How virtual teams empower corporate culture?

Corporate culture is a watchword for modern businesses.

Although interpreted differently by managers and employees, no one questions the importance of engaging and comfortable working atmosphere and office environment. Moreover, if one is to look up to the most successful companies, the new book, published by Google executive chairman, Eric Schmidt, and an adviser to Google CEO, Jonathan Rosenberg (together with Alan Eagle), How Google Works, emphasizes the values and necessity of a strong company culture.
 
The book answers the question: “How do you build a successful business?” exploring the steps modern entrepreneurs should undertake to reach success. Tackling with subjects of decision-making, hiring, organizational structure, communication, strategy, talent, creativity and corporate culture, all of equal importance for every business, whether it’s a small family businesses, start-up or a big company, one thing is certain, as Schmidt put it, it all starts with culture
 
Accordingly, the question is: What is Corporate Culture?
 
Finding a job is becoming harder every year, and employee turnover is very expensive for companies, still, every month over 2 million US employees leave their job and 70% are “not engaged” at work, which brings less productivity with employees being emotionally disconnected from their workplace.

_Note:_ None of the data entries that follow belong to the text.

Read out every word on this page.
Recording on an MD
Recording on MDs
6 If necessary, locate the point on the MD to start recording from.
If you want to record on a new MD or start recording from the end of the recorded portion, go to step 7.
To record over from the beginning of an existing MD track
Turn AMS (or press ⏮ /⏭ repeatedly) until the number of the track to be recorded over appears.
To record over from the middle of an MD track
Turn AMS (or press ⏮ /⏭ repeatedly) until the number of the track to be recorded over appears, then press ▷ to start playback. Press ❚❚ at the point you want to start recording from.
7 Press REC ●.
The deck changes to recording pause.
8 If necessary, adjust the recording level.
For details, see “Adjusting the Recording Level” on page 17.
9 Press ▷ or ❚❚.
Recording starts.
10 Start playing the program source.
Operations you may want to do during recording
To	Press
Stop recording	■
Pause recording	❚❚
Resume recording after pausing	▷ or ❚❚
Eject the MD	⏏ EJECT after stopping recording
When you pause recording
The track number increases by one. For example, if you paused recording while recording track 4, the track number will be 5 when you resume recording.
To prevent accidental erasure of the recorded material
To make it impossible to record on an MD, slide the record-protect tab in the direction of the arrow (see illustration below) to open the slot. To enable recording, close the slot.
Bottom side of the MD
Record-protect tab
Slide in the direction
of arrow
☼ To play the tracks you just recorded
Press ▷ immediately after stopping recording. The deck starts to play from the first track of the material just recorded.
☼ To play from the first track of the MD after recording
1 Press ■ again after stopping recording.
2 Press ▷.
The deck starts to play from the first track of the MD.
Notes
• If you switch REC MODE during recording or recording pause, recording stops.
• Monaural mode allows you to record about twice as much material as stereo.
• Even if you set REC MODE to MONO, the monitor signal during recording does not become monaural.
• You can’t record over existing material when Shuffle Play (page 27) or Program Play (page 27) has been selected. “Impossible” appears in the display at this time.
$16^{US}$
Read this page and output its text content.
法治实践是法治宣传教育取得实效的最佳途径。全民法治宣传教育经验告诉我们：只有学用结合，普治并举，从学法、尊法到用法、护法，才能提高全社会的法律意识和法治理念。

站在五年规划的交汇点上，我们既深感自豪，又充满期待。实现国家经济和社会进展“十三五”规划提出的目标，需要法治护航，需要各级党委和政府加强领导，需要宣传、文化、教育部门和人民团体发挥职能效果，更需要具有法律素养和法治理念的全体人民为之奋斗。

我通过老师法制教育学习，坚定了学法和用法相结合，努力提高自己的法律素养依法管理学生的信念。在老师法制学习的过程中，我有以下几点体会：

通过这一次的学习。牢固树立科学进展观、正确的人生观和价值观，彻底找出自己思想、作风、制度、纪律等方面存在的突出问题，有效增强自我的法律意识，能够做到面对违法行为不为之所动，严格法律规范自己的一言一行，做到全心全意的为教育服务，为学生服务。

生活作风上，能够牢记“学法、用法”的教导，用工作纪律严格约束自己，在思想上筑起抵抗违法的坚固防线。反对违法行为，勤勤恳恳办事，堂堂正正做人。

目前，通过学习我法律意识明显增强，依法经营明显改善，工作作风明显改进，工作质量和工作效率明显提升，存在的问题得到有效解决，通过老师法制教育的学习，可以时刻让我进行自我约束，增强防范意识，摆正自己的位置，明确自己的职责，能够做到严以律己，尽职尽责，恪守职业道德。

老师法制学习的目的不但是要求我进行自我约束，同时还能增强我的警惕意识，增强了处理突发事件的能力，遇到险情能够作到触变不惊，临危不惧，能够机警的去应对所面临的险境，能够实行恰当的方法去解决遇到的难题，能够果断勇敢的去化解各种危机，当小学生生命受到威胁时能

Another study showed that 53% of women with technical degrees leave the industry after their first post-MBA job. According to the Gallup report, worldwide, only 13% of employees are engaged in their work (66% in Western Europe are not engaged).
 
While numerous reasons lead to changing job, if an employee would easily choose to pursue a career in a more satisfying company, the team will lose a member, the company might be forced to hire on emergency (new hiring costs), and the department might lose expertise and fail to bring results. Failing to invest in talented team members reflects on company’s value and mission. Keeping unhappy, underperforming employee is influencing workforce, customer engagement, revenue, company’s image and future. Today, companies are not solely competing on the market with concurrent products or services, or for customers and revenue, the most successful companies are competing on work ethic – how they treat, value and respect their employees and if they are willing to invest in their teams.
 
Defining the term as elusive as corporate culture is a difficult task. Corporate culture refers to a group of people who work in synergy to achieve a goal, and represents their behaviour, believes and interactions within a company and outside. While for one employee, a new job in a respected and promising company might bring excitement and ambition-driven performance, for others, might trigger dissatisfaction and poor results, which, in turn, for the company can result in high costs for business.
 
Most companies believe they have created a culture in which each employee feels understood and valued, comfortable to say the least, however, corporate culture includes other factors such as outside interests, willingness to take risks or accept new technologies, fun and quality free time, and more. Building a good corporate culture is beyond setting up a “living room” furnished with beanbag chairs and a Ping-Pong table (although the interior certainly has its role).
 
Understood as a group of people who work together in synergy to bring the best results and achieve the goal, how virtual teams fit into the idea of building a strong, positive corporate culture?
 
How virtual teams are able to empower corporate culture?
 
Regardless of their destination, the companies are eager to hire talented people, but virtual teams can lack in many features, such as clear direction, trust and engagement, if the company continues to treat virtual teams as the teams that share the office physically.
 

  • Teambuilding and Good Leaders

 
Team building and other interpersonal activities are created to connect the team members on more levels, and for virtual teams, these exercises, if done properly, result in putting great leaders at place and creating a team of people who share more than just skills and knowledge, but rather a similar mindset . In a strong company culture, good leaders know how to communicate, delegate and listen, and without them, a team can lose cohesive teamwork. Virtual teams can now exercise team building through numerous activities, many of which are designed to bring more than expertise and technical skills, putting interpersonal skills first. 
 

  • Communication, People Issues and Shared Leadership

 
By supporting team spirit and trust, virtual teams compensate for the lack of human contact. The structure and nature of virtual teams differ in many ways, and very often, the signs of shaken team spirit and trust are easily noticeable. For remote workflow, communication between managers and the team is crucial. Asking questions creates an atmosphere in which the discourse between the team members and leaders are encouraged, an atmosphere in which team members feel valued, listened to and respected. This type of informal communication can promote and foster shared leadership.  Shared leadership, on the other hand, keeps the team focused and productive by finding ways to include others more directly in leading the team. Sharing best practices, or assigning members to coach others in their areas of expertise, or to help and coach new members, running  a virtual team-building, all these responsibilities bring the team closer and more engaged.
 
According to a survey by Cisco, virtual teams are able to outperform face-to-face teams.  Teleworkers who worked remotely were 69 percent more productive and 83 percent of teleworkers were of the opinion that communication with other team members was enhanced.  Another research, conducted in 2009, included 80 software companies around the world, and showed that dispersed teams very often outperform teams that share physical space.
 
Virtual teams are becoming more prevalent, and company’s office is becoming more of a concept.  Corporate culture, however, is a powerful driving force for modern businesses.